Jak twierdzi Wałęsa, gdyby oskarżenia o współpracę ze Służbą Bezpieczeństwa były prawdą, to "nie ryzykowano by z takim rozmachem podrabiania faktów i dowodów". "Pokazywano by te rzekomą zgodę na współpracę , donosy napisane i pokwitowania na branie pieniędzy ...wystarczy . Do tego by dodano sprytną rozjaśniającą pisemną argumentację i wystarczy . Tam naprawdę pracowali wybitni fachowcy. I nie popełnili by takiego błędu .." – dodał.
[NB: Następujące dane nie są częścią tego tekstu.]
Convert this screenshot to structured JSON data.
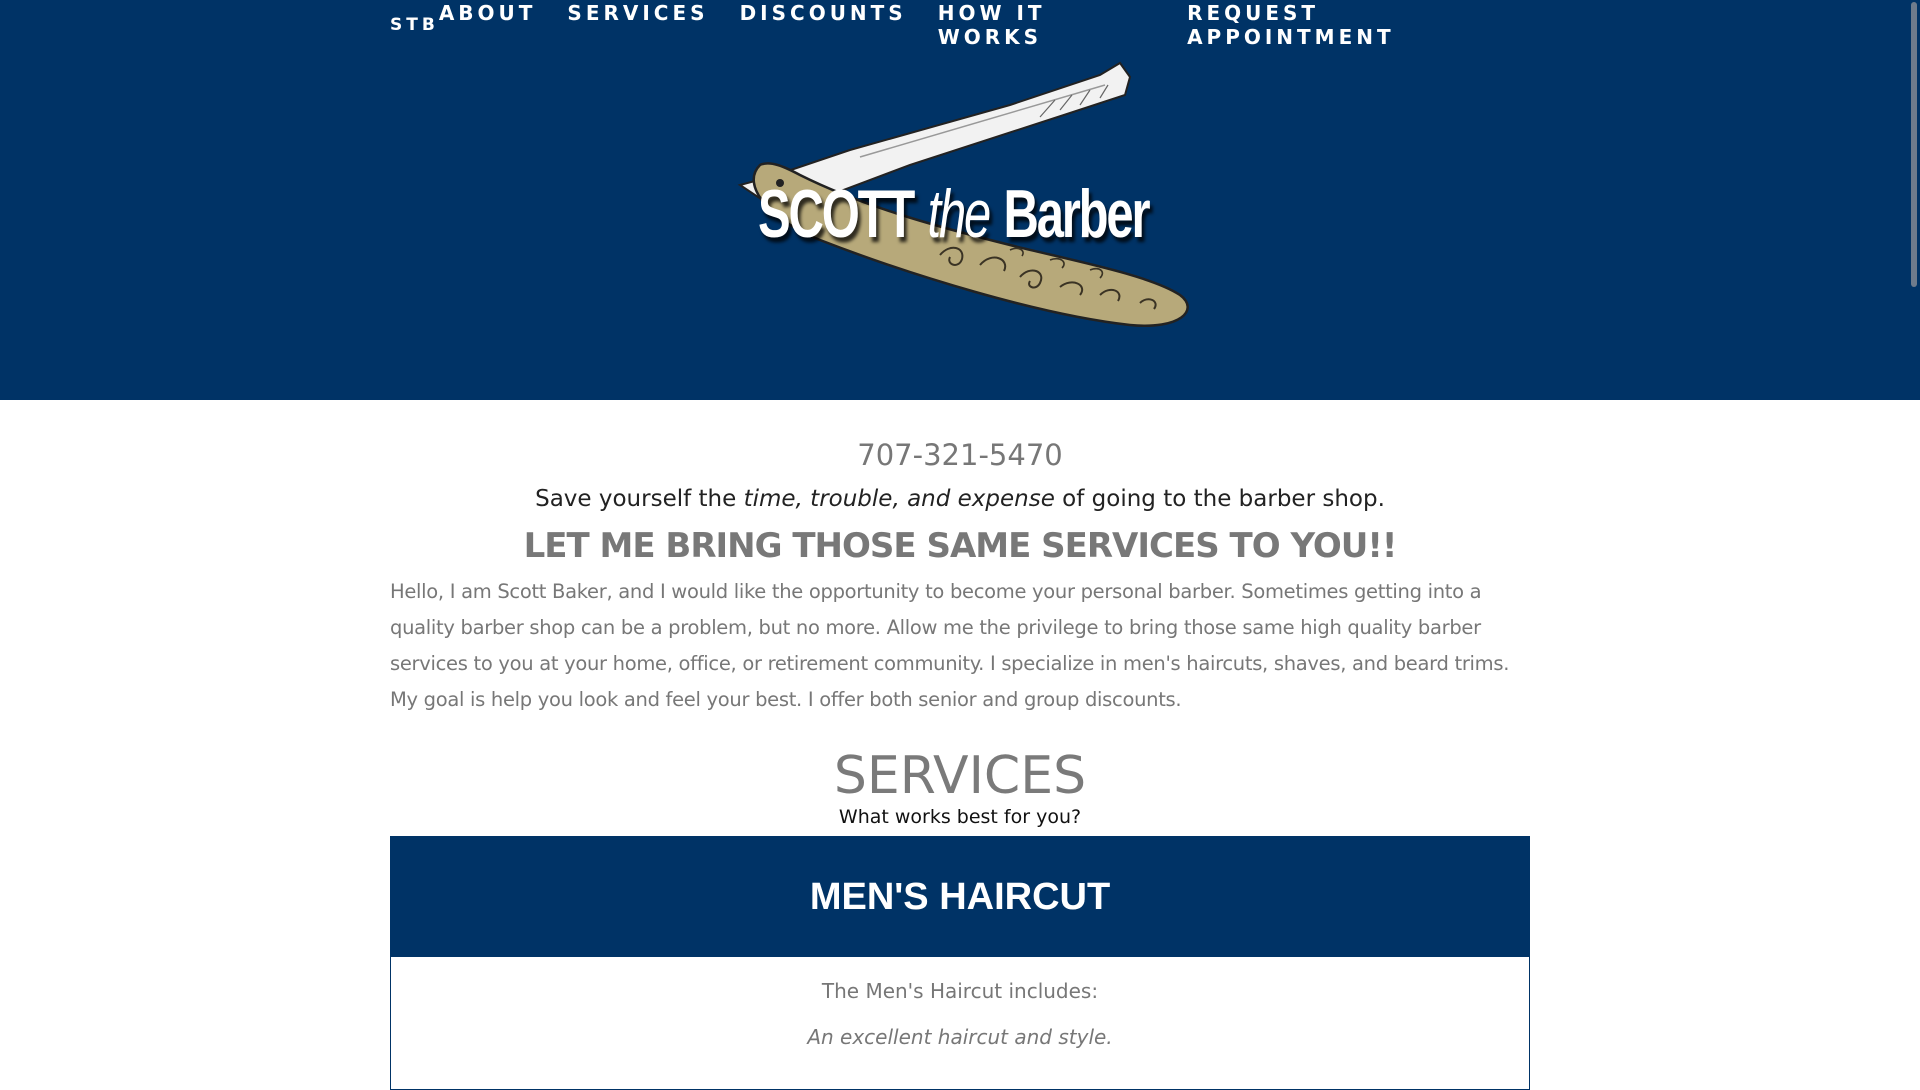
{
  "nav": {
    "brand": "STB",
    "links": [
      "ABOUT",
      "SERVICES",
      "DISCOUNTS",
      "HOW IT WORKS",
      "REQUEST APPOINTMENT"
    ]
  },
  "logo": {
    "word1": "SCOTT",
    "word2": "the",
    "word3": "Barber"
  },
  "contact": {
    "phone": "707-321-5470"
  },
  "tagline": {
    "before": "Save yourself the ",
    "emphasis": "time, trouble, and expense",
    "after": " of going to the barber shop."
  },
  "headline": "LET ME BRING THOSE SAME SERVICES TO YOU!!",
  "intro": "Hello, I am Scott Baker, and I would like the opportunity to become your personal barber. Sometimes getting into a quality barber shop can be a problem, but no more. Allow me the privilege to bring those same high quality barber services to you at your home, office, or retirement community. I specialize in men's haircuts, shaves, and beard trims. My goal is help you look and feel your best. I offer both senior and group discounts.",
  "services": {
    "title": "SERVICES",
    "subtitle": "What works best for you?",
    "card": {
      "title": "MEN'S HAIRCUT",
      "includes": "The Men's Haircut includes:",
      "feature": "An excellent haircut and style."
    }
  },
  "colors": {
    "navy": "#003366",
    "gold": "#b7a97a",
    "gray": "#777777"
  }
}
Wcześniej, w odpowiedzi na zarzuty innego internauty, były prezydent napisał:
„Człowieku zastanów się .Stałem od grudnia 1970 r właściwie na czele walki w koncepcji że to przez Związki Zawodowe dojdziemy do wolności .To była moja i tylko moja koncepcja i ja ją realizowałem .
Miałem dwie możliwe drogę realizacji , radykalną , organizować się , ale bez rozmów i dyskusji z władzą , a szczególnie bez kontaktów z aparatem represji i czekać na wielki wybuch i zmieść tą władzę .
Druga droga była organizować się i rozpoznać szeroko przeciwnika szczególnie rozpoznać aparat represji i tu starać się pozyskiwać świadomość , przerabiać argumentacje którą ich przekonywał komunizm .
Wybrałem i realizowałem z całkowitym oddaniem właśnie tą koncepcje .Może była błędna ,ale ta i ta pierwsza koncepcja , w ogóle nie przewidywała możliwego przejścia na stronę komunistyczną , czy działania agenturalnego .”
Nie są to jedyne wpisy opublikowane dziś przez Lecha Wałęsę. Wcześniej o wszystko oskarżył małżeństwo Kiszczaków, zapewniając, że nigdy nie podpisał zobowiązania do współpracy z SB. "No to zmierzymy się, a prawda nas wyzwoli" – napisał.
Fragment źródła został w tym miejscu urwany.